Friday, July 16, 2010

Is full time artist dream or a reality?

“Ma’am, do you know how hard it was for me to come all the way here? I thought I wouldn’t make it.”
When my friend’s young son said this, like a secret he had kept in his heart for a long time, I froze as if I’d been hit on the head with a metal rod. My friend had sent him baby to Korea because it was too hard to work and raise a child. After a few years, when she got more stable, she brought the child back to the U.S.

One day, that child was playing in the park with my kids. He sat down next to me, looking bored, let out a sigh, and said those words. From the mouth of a first grader came words you would expect from a grown-up who had suffered through a hard life. I was too shocked to say anything. I just sat there in silence.

My husband immigrated to Los Angeles in 1975. He worked as a kitchen helper in a restaurant, painted houses, and later worked in newspaper advertising. After moving to New York, he went to school and worked at a vegetable store, clothing store, and wig wholesaler. He finished school while working. After we got married, he did street vending, ran a clothing store, worked as a carpenter, and then worked at a shoe store. His last job was at a lamp store run by a friend, where he painted lamps.

At first, he worked five days a week at the lamp store. Then he cut back to four. Like a drug addict trying to quit slowly, he worked less and less—until finally, he only worked one day a week and then quit completely.

Now, my husband is a full-time artist. When he began cutting back his work days, I was very nervous. Our life wasn’t improving, our children were growing up, and he was working less. I didn’t know how we would survive. Thankfully, he used the extra time to focus on his art, and his paintings started to sell. The money he earned from his artwork made up for the income he lost by not working.

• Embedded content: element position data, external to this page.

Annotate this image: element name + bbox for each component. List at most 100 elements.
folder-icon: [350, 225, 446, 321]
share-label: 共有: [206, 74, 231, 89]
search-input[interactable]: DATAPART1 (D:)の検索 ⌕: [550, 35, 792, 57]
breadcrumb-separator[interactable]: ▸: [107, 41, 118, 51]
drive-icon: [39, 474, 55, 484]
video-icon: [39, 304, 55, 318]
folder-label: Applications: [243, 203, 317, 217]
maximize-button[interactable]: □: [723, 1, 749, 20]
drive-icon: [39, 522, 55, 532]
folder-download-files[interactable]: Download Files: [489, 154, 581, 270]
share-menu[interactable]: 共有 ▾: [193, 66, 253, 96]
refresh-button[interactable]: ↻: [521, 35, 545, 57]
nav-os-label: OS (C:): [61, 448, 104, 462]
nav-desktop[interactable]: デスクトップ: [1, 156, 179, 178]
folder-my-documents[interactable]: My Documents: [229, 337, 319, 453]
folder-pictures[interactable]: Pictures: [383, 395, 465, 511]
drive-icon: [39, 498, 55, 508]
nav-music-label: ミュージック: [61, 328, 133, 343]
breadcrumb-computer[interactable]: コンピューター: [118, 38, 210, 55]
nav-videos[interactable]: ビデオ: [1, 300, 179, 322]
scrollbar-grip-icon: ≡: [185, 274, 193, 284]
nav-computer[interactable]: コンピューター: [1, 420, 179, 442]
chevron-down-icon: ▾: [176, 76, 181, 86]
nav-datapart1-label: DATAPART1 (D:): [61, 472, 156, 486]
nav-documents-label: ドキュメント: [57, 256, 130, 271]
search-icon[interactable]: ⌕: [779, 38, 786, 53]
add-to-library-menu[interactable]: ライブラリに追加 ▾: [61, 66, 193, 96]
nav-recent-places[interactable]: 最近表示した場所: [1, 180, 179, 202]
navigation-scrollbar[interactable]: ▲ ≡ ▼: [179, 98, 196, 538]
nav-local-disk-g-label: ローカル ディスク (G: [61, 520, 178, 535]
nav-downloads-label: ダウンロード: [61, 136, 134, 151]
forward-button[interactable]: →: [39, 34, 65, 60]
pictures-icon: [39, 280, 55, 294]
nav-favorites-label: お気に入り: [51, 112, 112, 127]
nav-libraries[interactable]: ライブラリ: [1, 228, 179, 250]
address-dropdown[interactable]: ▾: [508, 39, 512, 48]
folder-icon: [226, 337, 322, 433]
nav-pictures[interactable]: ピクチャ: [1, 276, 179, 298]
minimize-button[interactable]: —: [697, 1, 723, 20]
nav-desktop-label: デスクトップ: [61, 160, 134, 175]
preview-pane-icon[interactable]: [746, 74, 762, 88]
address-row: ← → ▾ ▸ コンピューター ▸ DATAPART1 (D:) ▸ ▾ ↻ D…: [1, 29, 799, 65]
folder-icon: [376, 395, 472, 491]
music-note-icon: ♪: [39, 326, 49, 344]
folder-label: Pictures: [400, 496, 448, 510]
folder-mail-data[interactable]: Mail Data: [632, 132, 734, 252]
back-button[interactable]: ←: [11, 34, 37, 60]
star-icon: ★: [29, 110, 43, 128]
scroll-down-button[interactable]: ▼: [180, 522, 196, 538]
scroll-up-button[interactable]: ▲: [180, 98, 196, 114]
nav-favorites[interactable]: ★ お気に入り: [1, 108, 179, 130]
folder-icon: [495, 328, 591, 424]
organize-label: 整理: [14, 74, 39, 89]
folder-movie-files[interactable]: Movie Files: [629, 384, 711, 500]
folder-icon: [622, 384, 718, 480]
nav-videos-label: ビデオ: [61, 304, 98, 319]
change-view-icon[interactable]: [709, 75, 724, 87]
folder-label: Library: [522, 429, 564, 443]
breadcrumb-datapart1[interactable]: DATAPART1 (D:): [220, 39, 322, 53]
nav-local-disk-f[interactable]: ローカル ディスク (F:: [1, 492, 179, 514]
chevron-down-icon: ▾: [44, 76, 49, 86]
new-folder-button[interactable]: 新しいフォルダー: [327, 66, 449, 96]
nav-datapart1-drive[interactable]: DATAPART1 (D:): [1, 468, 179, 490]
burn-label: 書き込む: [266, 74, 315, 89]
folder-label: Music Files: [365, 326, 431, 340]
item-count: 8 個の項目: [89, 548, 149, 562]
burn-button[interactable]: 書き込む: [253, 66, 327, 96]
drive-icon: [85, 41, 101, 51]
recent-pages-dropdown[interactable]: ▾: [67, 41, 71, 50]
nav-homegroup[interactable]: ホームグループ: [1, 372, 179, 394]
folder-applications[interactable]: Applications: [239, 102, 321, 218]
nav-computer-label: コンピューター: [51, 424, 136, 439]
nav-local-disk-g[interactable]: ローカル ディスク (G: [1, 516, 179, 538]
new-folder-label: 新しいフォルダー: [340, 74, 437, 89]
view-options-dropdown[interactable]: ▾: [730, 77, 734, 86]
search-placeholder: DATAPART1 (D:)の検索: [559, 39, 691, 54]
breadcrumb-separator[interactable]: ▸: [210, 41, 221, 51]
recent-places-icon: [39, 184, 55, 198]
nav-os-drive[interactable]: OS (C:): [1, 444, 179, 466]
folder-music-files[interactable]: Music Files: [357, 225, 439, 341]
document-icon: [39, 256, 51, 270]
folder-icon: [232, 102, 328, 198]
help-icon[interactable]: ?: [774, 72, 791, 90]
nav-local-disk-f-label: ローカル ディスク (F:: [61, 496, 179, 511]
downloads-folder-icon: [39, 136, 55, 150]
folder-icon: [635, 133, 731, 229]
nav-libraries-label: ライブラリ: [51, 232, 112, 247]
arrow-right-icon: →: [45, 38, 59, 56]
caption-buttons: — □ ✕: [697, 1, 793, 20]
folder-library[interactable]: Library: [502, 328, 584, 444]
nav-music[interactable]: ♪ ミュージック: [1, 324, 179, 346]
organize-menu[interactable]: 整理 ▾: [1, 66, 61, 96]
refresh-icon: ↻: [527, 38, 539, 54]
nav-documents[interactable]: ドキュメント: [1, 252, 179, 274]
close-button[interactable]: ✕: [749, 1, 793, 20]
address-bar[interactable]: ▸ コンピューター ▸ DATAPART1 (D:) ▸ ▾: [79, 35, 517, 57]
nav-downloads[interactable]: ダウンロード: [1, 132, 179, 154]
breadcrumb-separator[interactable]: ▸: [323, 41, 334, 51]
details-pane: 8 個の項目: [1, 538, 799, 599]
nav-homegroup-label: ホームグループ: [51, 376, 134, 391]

Each time my husband cut back on work, I would look for a job in the newspaper. He told me.
“We can both become full-time artists only if we need to hold on and focus on our art without going out to work.”
That passing comment stayed in my heart like a seed. Now, both of us are full-time artists. Is this a dream? Or is it real? Sometimes I worry that poverty might return. But when I realize that this is truly our life now, I feel a strange shiver all over my body—I'm not sure if it’s happiness or sadness.

“Mom, we helped you save a lot of money, right?”
Our kids say this proudly, like they were heroes. When they say that, I don’t know what to say. My mind rewinds like an old video, back to those difficult days.

Every winter, our kids went to a free indoor tennis court on Roosevelt Island at 6 a.m. on weekends. They learned to swim at the city pool and played music in the school band. They never had new clothes. They wore hand-me-downs or clothes from thrift shops. Luckily, since they were boys, they didn’t complain much. Even now, though our financial situation is better, they still shop at Beacon’s Closet in Brooklyn. They say vintage clothes are comfortable and suit them.

Each time my husband cut back on work and we struggled, I kept going, holding on to the hope that someday, like that friend's child, I could finally say:
“Do you know how hard it was to get here?”